- Clatto during her TV days
- Born: Dianne Elizabeth Johnson December 28, 1938 St. Louis, Missouri
- Died: May 4, 2015 (aged 76) St. Louis, Missouri
- Education: University of Missouri at Columbia
- Occupations: Weathercaster, news anchor

= Dianne White Clatto =

American weathercaster and news anchor (1938–2015)

Dianne White Clatto (1938–2015), best known during her professional career as Dianne White, was an American weathercaster, news anchor, and public servant. She was best known for her role as the first African-American weathercaster in the United States, and also served as a news anchor. After she left television, she worked as a special assistant to Mayor Francis Slay.

==Biography==
Clatto was born on December 28, 1938, in St. Louis as Dianne Elizabeth Johnson. She studied piano and classical ballet in her youth and attended the Sumner High School, a segregated school in St. Louis. She went on to earn her BA in psychiatric social work from the University of Missouri at Columbia, where she was one of 8 black students out of 14,000 students, and worked as a clothing model, becoming the first African-American fashion model for stores like Saks Fifth Avenue in St. Louis.

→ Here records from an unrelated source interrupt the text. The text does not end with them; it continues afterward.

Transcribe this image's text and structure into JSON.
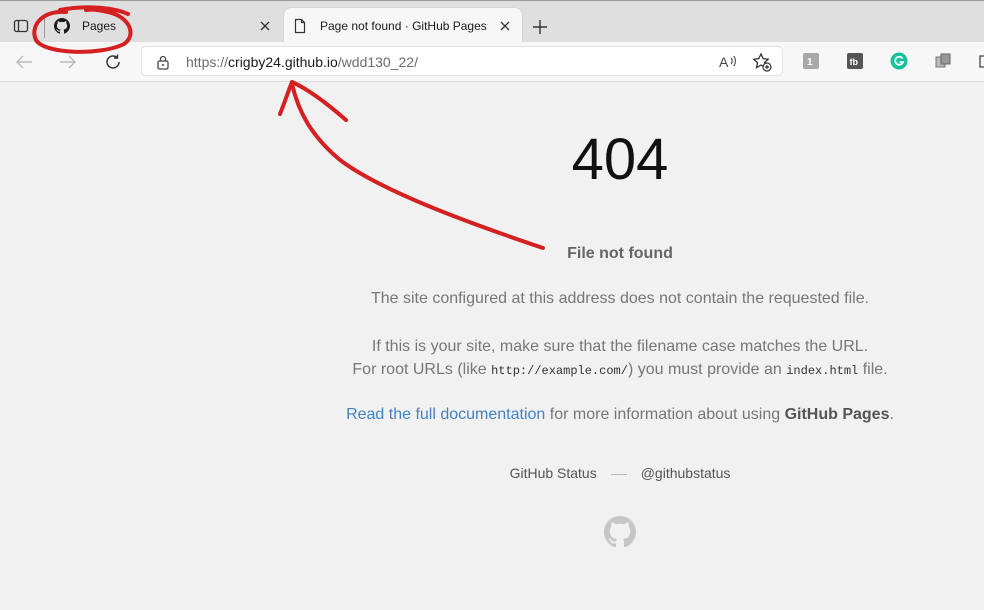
{
  "browser": {
    "tabs": [
      {
        "title": "Pages",
        "favicon": "github-icon"
      },
      {
        "title": "Page not found · GitHub Pages",
        "favicon": "page-icon"
      }
    ],
    "address": {
      "url_prefix": "https://",
      "url_domain": "crigby24.github.io",
      "url_path": "/wdd130_22/"
    },
    "extension_icons": [
      "extension-1-icon",
      "extension-2-icon",
      "grammarly-icon",
      "extension-4-icon"
    ]
  },
  "page": {
    "code": "404",
    "heading": "File not found",
    "p1": "The site configured at this address does not contain the requested file.",
    "p2_line1": "If this is your site, make sure that the filename case matches the URL.",
    "p2_line2_a": "For root URLs (like ",
    "p2_code1": "http://example.com/",
    "p2_line2_b": ") you must provide an ",
    "p2_code2": "index.html",
    "p2_line2_c": " file.",
    "p3_link": "Read the full documentation",
    "p3_middle": " for more information about using ",
    "p3_strong": "GitHub Pages",
    "p3_end": ".",
    "footer_status": "GitHub Status",
    "footer_twitter": "@githubstatus"
  },
  "colors": {
    "annotation_red": "#d42020",
    "link_blue": "#4183c4",
    "page_bg": "#f1f1f1"
  }
}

In 1960, she auditioned for a role in a show on a showboat, which she was awarded, and held an impromptu concert. She was subsequently unexpectedly offered a role as a weathercaster on a meeting she assumed was an Avon sales call and after training, in August 1961, became the United States' first full-time African American weathercaster. She has recounted that during her first show, just before she went on, she had diarrhea, but ultimately made it on in time. She went on air just four hours after the birth of her baby.

She also hosted a talk show on TV and a talk radio show, and was a sports broadcast reporter on the St. Louis Cardinals. During her time as weathercaster, she faced racism from callers and the audience, and faced further racism during her pregnancy.

She was let go in 1986, and sued KSDK for age discrimination and harassment. She won the case and was awarded $110,000, close to three times her then-annual salary. She subsequently received a $135,000 deposit in her account, and after being told it was probably part of the settlement, used it. She was charged with one count of federal larceny and spent six months in a halfway house. She was also required to pay back $50,000. She soon rejoined television, though. She has stated that she paid back every penny of the $135,000.

She went on to work at the mayor's office as a special assistant for Francis Slay, while still hosting a show.

She also helped raise funds to build the Gateway Arch and 11 girls' clubs. She was married three times: the first two ended in divorce, but her third husband was John Clatto, who she was married to for 25 years until his death in 1997.

She died on May 4, 2015, in a retirement facility. She wrote her own obituary and prepaid for her funeral. Her body was donated to the Washington University School of Medicine. She is in the Missouri Media Hall of Fame and St. Louis Media Hall of Fame.